How do I extend the lexicon to include out-of-vocabulary (OOV) words that are relevant to my domain?

A key bottleneck for the system is when parsing domains it has not been trained on, is the coverage of the lexicon. We rely on a general-purpose open lexicon containing over 500K entries. OOV words in the input are treated via heuristics we design, and these heuristics are suitable to a general domain.
However, identifying accurately vocabulary items may be critical when applying the parser to new domains with domain-specific information. Fortunately, we can extend the system with a domain-specific lexicon, thus affecting the MA function and, due to joint inference, increasing accuracy.
To see whether it is a lexical mistake or not, the availability of the sentence lattice output (produced by the MA step of YAP) is of great value. By going over the lattice output it is possible to see whether or not the lexicon contains the correct morphological analyses.
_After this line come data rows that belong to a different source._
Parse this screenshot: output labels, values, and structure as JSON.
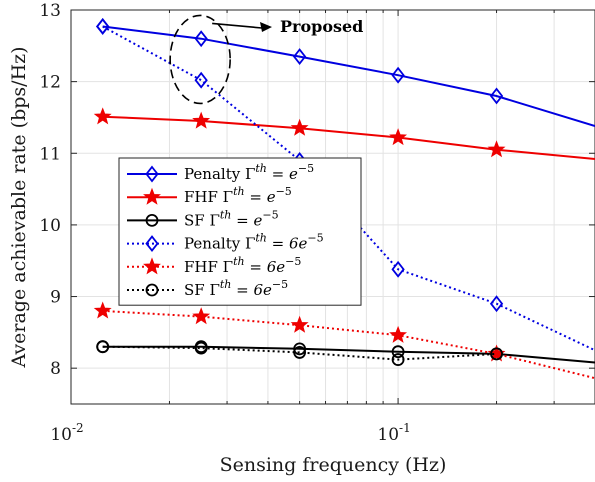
{
  "chart_data": {
    "type": "line",
    "xlabel": "Sensing frequency (Hz)",
    "ylabel": "Average achievable rate (bps/Hz)",
    "xscale": "log",
    "xlim": [
      0.01,
      0.4
    ],
    "ylim": [
      7.5,
      13
    ],
    "x_ticks": [
      {
        "value": 0.01,
        "base": "10",
        "exp": "-2"
      },
      {
        "value": 0.1,
        "base": "10",
        "exp": "-1"
      }
    ],
    "y_ticks": [
      "8",
      "9",
      "10",
      "11",
      "12",
      "13"
    ],
    "grid": true,
    "legend_position": "center-left",
    "annotation": {
      "text": "Proposed"
    },
    "series": [
      {
        "name": "Penalty Γth = e−5",
        "legend": {
          "method": "Penalty",
          "gexp": "th",
          "rhs": "= e",
          "rexp": "−5"
        },
        "color": "#0000e0",
        "dash": "solid",
        "marker": "diamond",
        "x": [
          0.0125,
          0.025,
          0.05,
          0.1,
          0.2,
          0.4
        ],
        "y": [
          12.77,
          12.6,
          12.35,
          12.09,
          11.8,
          11.38
        ]
      },
      {
        "name": "FHF Γth = e−5",
        "legend": {
          "method": "FHF",
          "gexp": "th",
          "rhs": "= e",
          "rexp": "−5"
        },
        "color": "#ee0000",
        "dash": "solid",
        "marker": "star",
        "x": [
          0.0125,
          0.025,
          0.05,
          0.1,
          0.2,
          0.4
        ],
        "y": [
          11.51,
          11.45,
          11.35,
          11.22,
          11.05,
          10.92
        ]
      },
      {
        "name": "SF Γth = e−5",
        "legend": {
          "method": "SF",
          "gexp": "th",
          "rhs": "= e",
          "rexp": "−5"
        },
        "color": "#000000",
        "dash": "solid",
        "marker": "circle",
        "x": [
          0.0125,
          0.025,
          0.05,
          0.1,
          0.2,
          0.4
        ],
        "y": [
          8.3,
          8.3,
          8.27,
          8.23,
          8.2,
          8.08
        ]
      },
      {
        "name": "Penalty Γth = 6e−5",
        "legend": {
          "method": "Penalty",
          "gexp": "th",
          "rhs": "= 6e",
          "rexp": "−5"
        },
        "color": "#0000e0",
        "dash": "dotted",
        "marker": "diamond",
        "x": [
          0.0125,
          0.025,
          0.05,
          0.1,
          0.2,
          0.4
        ],
        "y": [
          12.77,
          12.02,
          10.9,
          9.38,
          8.9,
          8.25
        ]
      },
      {
        "name": "FHF Γth = 6e−5",
        "legend": {
          "method": "FHF",
          "gexp": "th",
          "rhs": "= 6e",
          "rexp": "−5"
        },
        "color": "#ee0000",
        "dash": "dotted",
        "marker": "star",
        "x": [
          0.0125,
          0.025,
          0.05,
          0.1,
          0.2,
          0.4
        ],
        "y": [
          8.8,
          8.72,
          8.6,
          8.46,
          8.2,
          7.86
        ]
      },
      {
        "name": "SF Γth = 6e−5",
        "legend": {
          "method": "SF",
          "gexp": "th",
          "rhs": "= 6e",
          "rexp": "−5"
        },
        "color": "#000000",
        "dash": "dotted",
        "marker": "circle",
        "x": [
          0.0125,
          0.025,
          0.05,
          0.1,
          0.2
        ],
        "y": [
          8.3,
          8.28,
          8.22,
          8.12,
          8.2
        ]
      }
    ]
  }
}
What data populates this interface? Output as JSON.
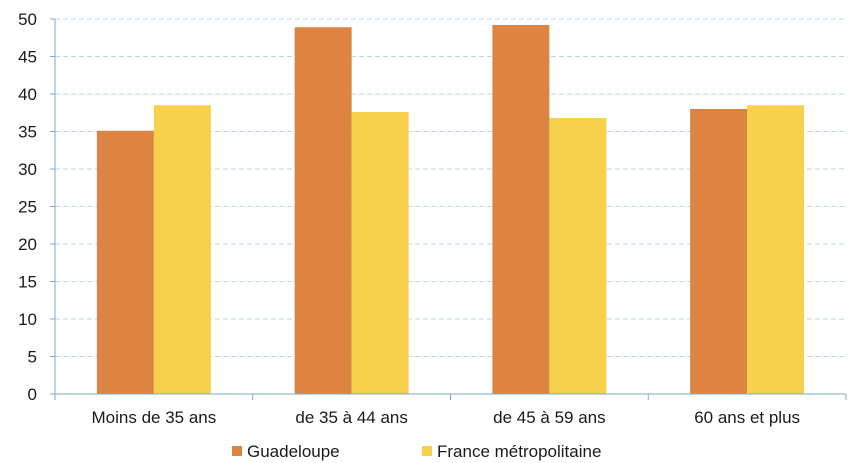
{
  "chart_data": {
    "type": "bar",
    "categories": [
      "Moins de 35 ans",
      "de 35 à 44 ans",
      "de 45 à 59 ans",
      "60 ans et plus"
    ],
    "series": [
      {
        "name": "Guadeloupe",
        "color": "#DD8443",
        "values": [
          35.1,
          48.9,
          49.2,
          38.0
        ]
      },
      {
        "name": "France métropolitaine",
        "color": "#F7D14C",
        "values": [
          38.5,
          37.6,
          36.8,
          38.5
        ]
      }
    ],
    "ylim": [
      0,
      50
    ],
    "yticks": [
      0,
      5,
      10,
      15,
      20,
      25,
      30,
      35,
      40,
      45,
      50
    ],
    "grid": true,
    "legend_position": "bottom"
  }
}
It is easy to fix missing analyses by editing the lexicon file (located at data/bgulex/bgulex.utf8.hr and adding the correct morphological analysis for that token.
Each line in the lexicon file contains a token followed by a list of one or more possible morphological analyses.
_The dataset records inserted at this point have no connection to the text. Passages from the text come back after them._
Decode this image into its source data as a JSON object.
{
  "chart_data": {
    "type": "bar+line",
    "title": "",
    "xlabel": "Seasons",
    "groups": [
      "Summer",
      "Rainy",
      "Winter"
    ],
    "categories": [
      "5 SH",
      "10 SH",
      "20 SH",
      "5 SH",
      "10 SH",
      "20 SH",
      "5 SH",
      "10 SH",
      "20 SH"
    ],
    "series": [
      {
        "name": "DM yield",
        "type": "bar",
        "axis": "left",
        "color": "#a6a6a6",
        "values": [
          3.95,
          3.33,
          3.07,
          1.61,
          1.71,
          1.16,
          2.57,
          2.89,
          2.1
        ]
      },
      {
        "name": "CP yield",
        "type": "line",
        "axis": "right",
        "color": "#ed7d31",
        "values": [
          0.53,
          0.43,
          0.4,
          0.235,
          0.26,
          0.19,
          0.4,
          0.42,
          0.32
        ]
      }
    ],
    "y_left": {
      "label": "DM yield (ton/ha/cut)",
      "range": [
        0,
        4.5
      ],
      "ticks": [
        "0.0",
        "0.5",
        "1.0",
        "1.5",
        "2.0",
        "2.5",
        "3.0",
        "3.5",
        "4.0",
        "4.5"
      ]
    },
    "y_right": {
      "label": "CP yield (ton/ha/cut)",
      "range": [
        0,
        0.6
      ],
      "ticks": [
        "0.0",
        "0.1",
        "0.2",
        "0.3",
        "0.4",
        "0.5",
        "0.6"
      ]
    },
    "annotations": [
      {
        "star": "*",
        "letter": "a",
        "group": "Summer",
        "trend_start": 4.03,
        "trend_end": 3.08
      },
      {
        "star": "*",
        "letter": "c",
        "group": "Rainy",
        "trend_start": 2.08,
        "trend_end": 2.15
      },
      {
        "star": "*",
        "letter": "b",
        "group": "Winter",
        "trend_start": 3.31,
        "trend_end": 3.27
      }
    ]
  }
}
An analysis is a tuple made of 3 parts <prefix:host:suffix> followed by the host lemma.
Each tuple member contains the part of speech tag and morphological features, and can possibly be empty. E.g
אאבד :VB-MF-S-1-FUTURE-NIFAL: נאבד :VB-MF-S-1-FUTURE-PIEL: איבד
An example use case could arise when processing medical domain texts related to cancer in which the word לימפה(lymph) appears in the text but is missing from the lexicon. In this case update the lexicon by adding the following line:
לימפה :NN-F-1: לימפה
After updating the lexicon you need to restart YAP (if running as a restful server) for the lexical changes to apply.